CITY OF ASHES

“Hey,” she said, and leaned down to take the glass out of his hand. “Easy there.” She slid the piece of Portal into the pocket of his jacket where it hung on the wall. The edges of the glass were dark with blood, Jace’s palms scored with red lines. “Maybe we should get you back to Magnus’s,” she said as gently as she could. “Alec’s been there a long time, and—”

“I doubt he minds, somehow,” Jace said, but he stood up obediently enough and reached for his stele, which was propped against the wall. As he drew a healing rune on the back of his bleeding right hand, he said, “There’s something I’ve been meaning to ask you.”

“And what’s that?”

“When you got me out of the cell in the Silent City, how did you do it? How did you unlock the door?”

“Oh. I just used a regular Opening rune, and—”

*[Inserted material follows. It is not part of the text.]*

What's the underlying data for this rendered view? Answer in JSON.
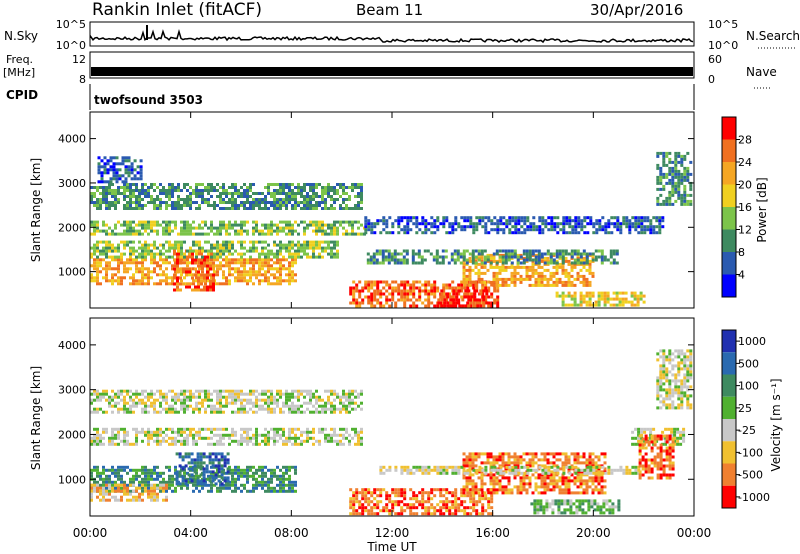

She was interrupted by a harsh, tolling ring, and clapped her hand to her pocket before she realized that the sound she’d heard was much louder and sharper than any sound her phone could make. She looked around in confusion.

“That’s the Institute’s doorbell,” Jace said, grabbing his jacket. “Come on.”

They were halfway to the foyer when Isabelle burst out of her own bedroom door, wearing a cotton bathrobe, a pink silk sleep mask pushed up on her forehead, and a semi-dazed expression. “It’s three in the morning!” she said to them, in a tone that suggested that this was all Jace’s, or possibly Clary’s, fault. “Who’s ringing our doorbell at three in the morning?”

“Maybe it’s the Inquisitor,” Clary said, feeling suddenly cold.

“She could get in on her own,” said Jace. “Any Shadowhunter could. The Institute is only closed to mundanes and Downworlders.”

Clary felt her heart contract. “Simon!” she said. “It must be him!”

“Oh, for goodness’ sake,” yawned Isabelle, “is he really waking us up at this ungodly hour just to prove his love to you or something? Couldn’t he have called? Mundane men are such twits.” They had reached the foyer, which was empty; Max must have gone to bed on his own. Isabelle stalked across the room and toggled a switch on the far wall. Somewhere inside the cathedral a distant rumbling thump was audible. “There,” Isabelle said. “Elevator’s on its way.”

“I can’t believe he didn’t have the dignity and presence of mind just to get drunk and pass out in some gutter,” said Jace. “I must say, I’m disappointed in the little fellow.”

Clary barely heard him. A rising sense of fear made her blood slow and thick. She remembered her dream: the angels, the ice, Simon with his bleeding wings. She shivered.

Isabelle looked at her sympathetically. “It is cold in here,” she observed. She reached up and took down what looked like a blue velvet coat from one of the coat hooks. “Here,” she said. “Put this on.”

Clary slid the coat on and drew it close around her. It was too long, but it was warm. It had a hood, too, lined with satin. Clary pushed it back so she could see the elevator doors opening.

They opened on a hollow box whose mirrored sides reflected her own pale and startled face. Without a pause for thought, she stepped inside.

Isabelle looked at her in confusion. “What are you doing?”

“It’s Simon down there,” Clary said. “I know it is.”

“But—”

Suddenly, Jace was beside Clary, holding the doors open for Isabelle. “Come on, Izzy,” he said. With a theatrical sigh, she followed.

Clary tried to catch his eye as the three of them rode down in silence—Isabelle pinning up the last long coil of her hair—but Jace wouldn’t look at her. He was looking at himself sidelong in the elevator mirror, whistling softly under his breath as he always did when he was nervous. She remembered the slight tremor in his touch as he had taken hold of her in the Seelie Court. She thought of the look on Simon’s face—and then of him almost running to get away from her, vanishing into the shadows at the edge of the park. There was a knot of dread inside her chest and she didn’t know why.

The elevator doors opened onto the nave of the cathedral, alive with the dancing light of candles. She pushed past Jace in her hurry to get out of the elevator and practically ran down the narrow aisle between the pews. She stumbled on the dragging edge of her coat and bunched it up impatiently in her hand before dashing to the wide double doors. On the inside they were barred with bronze bolts the size of Clary’s arms. As she reached for the highest bolt, the bell rang through the church again. She heard Isabelle whisper something to Jace, and then Clary was hauling on the bolt, dragging it back, and she felt Jace’s hand over hers, helping her pull the heavy doors open.